Almost all rental car agencies will give you some information about driving in New Zealand. There should be a booklet called What’s Different About Driving in New Zealand, and perhaps some ‘keep left’ reminder stickers either on the windscreen or dashboard. You must familiarise yourself with the road rules in New Zealand as there are many different rules. The closest country in terms of rules is Australia; drivers from other countries will find road markings and signage is different. Take these holiday driving quizzes to check your knowledge, and read this guide.
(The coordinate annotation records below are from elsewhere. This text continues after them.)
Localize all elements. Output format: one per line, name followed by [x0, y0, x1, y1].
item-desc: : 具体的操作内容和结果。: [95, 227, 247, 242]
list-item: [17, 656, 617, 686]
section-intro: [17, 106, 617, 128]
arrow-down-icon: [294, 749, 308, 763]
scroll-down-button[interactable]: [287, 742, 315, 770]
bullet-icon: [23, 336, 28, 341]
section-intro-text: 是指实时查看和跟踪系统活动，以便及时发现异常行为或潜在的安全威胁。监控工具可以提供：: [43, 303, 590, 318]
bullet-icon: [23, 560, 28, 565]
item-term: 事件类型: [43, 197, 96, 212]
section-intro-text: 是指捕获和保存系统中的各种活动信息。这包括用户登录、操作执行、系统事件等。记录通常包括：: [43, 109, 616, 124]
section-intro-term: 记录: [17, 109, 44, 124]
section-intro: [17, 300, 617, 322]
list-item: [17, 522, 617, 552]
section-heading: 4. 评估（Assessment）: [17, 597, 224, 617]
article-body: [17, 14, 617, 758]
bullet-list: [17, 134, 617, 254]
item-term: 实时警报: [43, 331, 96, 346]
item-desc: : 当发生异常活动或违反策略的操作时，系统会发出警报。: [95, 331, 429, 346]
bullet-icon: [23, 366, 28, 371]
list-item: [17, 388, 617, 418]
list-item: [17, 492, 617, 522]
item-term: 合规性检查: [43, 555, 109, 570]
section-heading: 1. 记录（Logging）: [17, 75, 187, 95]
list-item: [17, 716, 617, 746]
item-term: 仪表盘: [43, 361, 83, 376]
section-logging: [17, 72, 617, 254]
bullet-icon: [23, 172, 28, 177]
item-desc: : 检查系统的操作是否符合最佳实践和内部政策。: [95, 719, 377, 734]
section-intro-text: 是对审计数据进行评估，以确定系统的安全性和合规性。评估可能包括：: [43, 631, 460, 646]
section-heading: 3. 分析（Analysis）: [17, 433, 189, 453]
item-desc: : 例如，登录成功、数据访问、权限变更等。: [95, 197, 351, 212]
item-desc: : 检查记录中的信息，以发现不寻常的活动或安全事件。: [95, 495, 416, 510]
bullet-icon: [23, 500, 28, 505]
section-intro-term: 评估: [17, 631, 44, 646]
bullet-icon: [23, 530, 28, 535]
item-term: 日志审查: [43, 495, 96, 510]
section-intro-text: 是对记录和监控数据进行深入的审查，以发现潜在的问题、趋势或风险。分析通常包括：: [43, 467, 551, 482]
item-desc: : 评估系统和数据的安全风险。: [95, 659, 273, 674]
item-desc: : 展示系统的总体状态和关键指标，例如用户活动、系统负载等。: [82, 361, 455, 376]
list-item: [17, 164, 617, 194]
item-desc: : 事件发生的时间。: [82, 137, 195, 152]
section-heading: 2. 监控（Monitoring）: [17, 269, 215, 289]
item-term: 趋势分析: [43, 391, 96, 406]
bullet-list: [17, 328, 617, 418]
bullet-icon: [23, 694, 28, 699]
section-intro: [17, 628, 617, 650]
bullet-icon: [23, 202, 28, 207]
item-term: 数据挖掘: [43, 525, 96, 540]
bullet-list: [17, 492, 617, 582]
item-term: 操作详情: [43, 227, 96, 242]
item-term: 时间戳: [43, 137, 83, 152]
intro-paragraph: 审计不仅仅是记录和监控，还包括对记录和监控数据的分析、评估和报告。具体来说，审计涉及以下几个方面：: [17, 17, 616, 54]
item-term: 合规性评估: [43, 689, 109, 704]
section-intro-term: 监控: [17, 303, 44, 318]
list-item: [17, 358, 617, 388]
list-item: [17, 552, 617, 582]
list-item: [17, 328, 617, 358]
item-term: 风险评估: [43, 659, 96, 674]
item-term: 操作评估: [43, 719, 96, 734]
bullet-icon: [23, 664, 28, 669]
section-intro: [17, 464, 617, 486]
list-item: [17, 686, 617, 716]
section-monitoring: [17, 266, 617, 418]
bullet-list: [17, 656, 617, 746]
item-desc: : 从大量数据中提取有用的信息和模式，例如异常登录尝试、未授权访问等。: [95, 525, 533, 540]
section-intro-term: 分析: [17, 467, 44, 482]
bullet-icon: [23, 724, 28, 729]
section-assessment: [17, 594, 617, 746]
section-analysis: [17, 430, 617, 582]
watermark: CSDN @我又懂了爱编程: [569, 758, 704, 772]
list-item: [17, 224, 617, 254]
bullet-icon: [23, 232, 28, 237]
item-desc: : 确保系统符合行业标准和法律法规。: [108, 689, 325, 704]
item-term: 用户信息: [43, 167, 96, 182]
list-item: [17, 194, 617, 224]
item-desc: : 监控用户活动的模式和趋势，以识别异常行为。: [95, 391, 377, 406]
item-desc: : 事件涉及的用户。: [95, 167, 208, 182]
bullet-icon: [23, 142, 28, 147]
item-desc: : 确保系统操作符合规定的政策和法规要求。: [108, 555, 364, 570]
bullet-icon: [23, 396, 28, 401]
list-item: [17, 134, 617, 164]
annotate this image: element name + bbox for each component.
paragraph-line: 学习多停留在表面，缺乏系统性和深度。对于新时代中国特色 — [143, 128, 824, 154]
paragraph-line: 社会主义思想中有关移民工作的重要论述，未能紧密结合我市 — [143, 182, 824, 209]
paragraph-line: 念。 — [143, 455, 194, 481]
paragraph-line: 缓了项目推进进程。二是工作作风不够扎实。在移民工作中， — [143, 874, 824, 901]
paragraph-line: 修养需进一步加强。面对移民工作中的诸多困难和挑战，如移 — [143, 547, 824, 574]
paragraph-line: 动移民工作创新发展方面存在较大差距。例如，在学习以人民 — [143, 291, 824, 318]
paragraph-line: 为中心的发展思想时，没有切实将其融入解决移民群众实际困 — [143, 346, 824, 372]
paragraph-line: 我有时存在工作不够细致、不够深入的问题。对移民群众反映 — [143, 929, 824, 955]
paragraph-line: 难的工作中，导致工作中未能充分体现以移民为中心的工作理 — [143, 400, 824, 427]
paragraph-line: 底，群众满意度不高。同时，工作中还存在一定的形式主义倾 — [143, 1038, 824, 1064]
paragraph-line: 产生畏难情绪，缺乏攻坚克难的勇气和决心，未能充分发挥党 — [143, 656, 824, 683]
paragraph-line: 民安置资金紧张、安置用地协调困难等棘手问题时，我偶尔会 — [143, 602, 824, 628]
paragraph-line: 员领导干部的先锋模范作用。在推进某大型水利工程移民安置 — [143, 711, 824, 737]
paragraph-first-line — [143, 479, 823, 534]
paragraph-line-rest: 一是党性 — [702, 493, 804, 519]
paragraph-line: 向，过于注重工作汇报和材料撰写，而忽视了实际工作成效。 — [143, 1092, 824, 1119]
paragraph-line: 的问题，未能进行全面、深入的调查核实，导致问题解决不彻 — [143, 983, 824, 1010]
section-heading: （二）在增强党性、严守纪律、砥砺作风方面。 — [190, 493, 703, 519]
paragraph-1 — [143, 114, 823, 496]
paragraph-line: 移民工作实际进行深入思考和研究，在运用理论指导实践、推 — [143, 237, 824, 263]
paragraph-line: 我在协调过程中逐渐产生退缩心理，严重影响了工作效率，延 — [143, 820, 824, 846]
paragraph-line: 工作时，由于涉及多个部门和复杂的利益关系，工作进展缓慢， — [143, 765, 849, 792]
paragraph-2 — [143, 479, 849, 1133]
Getting a licence translation
New Zealand allows anyone with a full drivers licence to drive here for up to 12 months using that licence, i.e. you don’t have to change your driver licence to a New Zealand one unless you are here non-stop for more than 12 months. However, if your driver licence is not in English then you need to get an authorised translation into English or have an international driving permit (IDP). If you don’t do that before you arrive in New Zealand you can usually get it done within 24 hours in most main centres, i.e. Auckland, Wellington and Christchurch, plus large towns, simply by going to an approved translator.
Hiring a car
Hiring a car is straightforward: you can choose the car before you get here by booking online (this is the most reliable way as during peak seasons many rental car agencies are booked solid), you can take your chances at the airport hire car companies, or you can travel into the city and search for a better-priced car rental firm (the airport rental companies are usually more expensive because they are more convenient and have expenses with offices and parking at the airport).
Check with your rental car company whether you must bring the car back to the same place that you picked it up from. This is especially important if you are travelling from the North Island to the South Island and using the ferry. Agencies will either:
- Insist you bring the car back
- Have you drop your car one side of the ferry, take the ferry over as a passenger then pick up another car on the other side (e.g. Auckland to Wellington, then Picton to Christchurch)
- Allow you to drop the car in a main centre such as Christchurch (if you’re travelling south) or if you are travelling to the North Island either Wellington or Auckland.
Bear in mind that for the agency to get the car back to the originating island on the ferry is expensive so they may charge you for this.
Some agencies specialise in relocating rental cars. You may also be able to get a cheap deal for taking a car from Christchurch to Auckland over 4-5 days.
If you like going to remote places then it’s best to get a more modern rental car with a way of hiding its content, i.e. get a sedan, or a hatchback with a cargo blind. If all your belongings are on show to thieves, your car is at risk of being targeted and broken into.
Particular trouble areas include places like Kerosene Creek in Rotorua where the car park is hidden from the main road, and many of the car parks for walks in the Waitakere Ranges in Auckland as they are not always busy, but this can happen anywhere.
If you have travel insurance then you may not need to take the expensive waiver that the insurance company offers. If you have no insurance, it’s advisable to take the insurance as even a minor accident can cost thousands of dollars.
There can sometimes be 200km or more between fuel stations if you are travelling some of the more remote areas of New Zealand. Keep your fuel topped up. Fuel is cheaper in urban areas, sometimes by 30c per litre over remote petrol stations! When you return the car, make sure it’s full otherwise you’ll be charged for the fill plus a penalty.
Don’t try driving a long distance immediately off the airplane; you will be jetlagged and tired and you are much more likely to have an accident.
Be aware of New Zealand’s speed limits which are low (100km/h) on most motorways, but 80km/h in some motorway zones. Also, take extra care on rural roads as they can be full of sharp turns and narrow sections. Don’t expect to have motorways or dual carriageways in anything but major towns and cities. The Drivesafe website has more information.
Fines and car seizures
Due to a high number of tourist crashes (particularly in the South Island), locals are very vigilant about reporting erratic, inconsiderate or dangerous driving. One report will see you fined if the police have evidence; multiple reports will likely see your rental car contract cancelled. Because rental car companies share information between themselves about forced cancellations like this, you might find it hard to get another rental car and will have to continue your journey using public transport.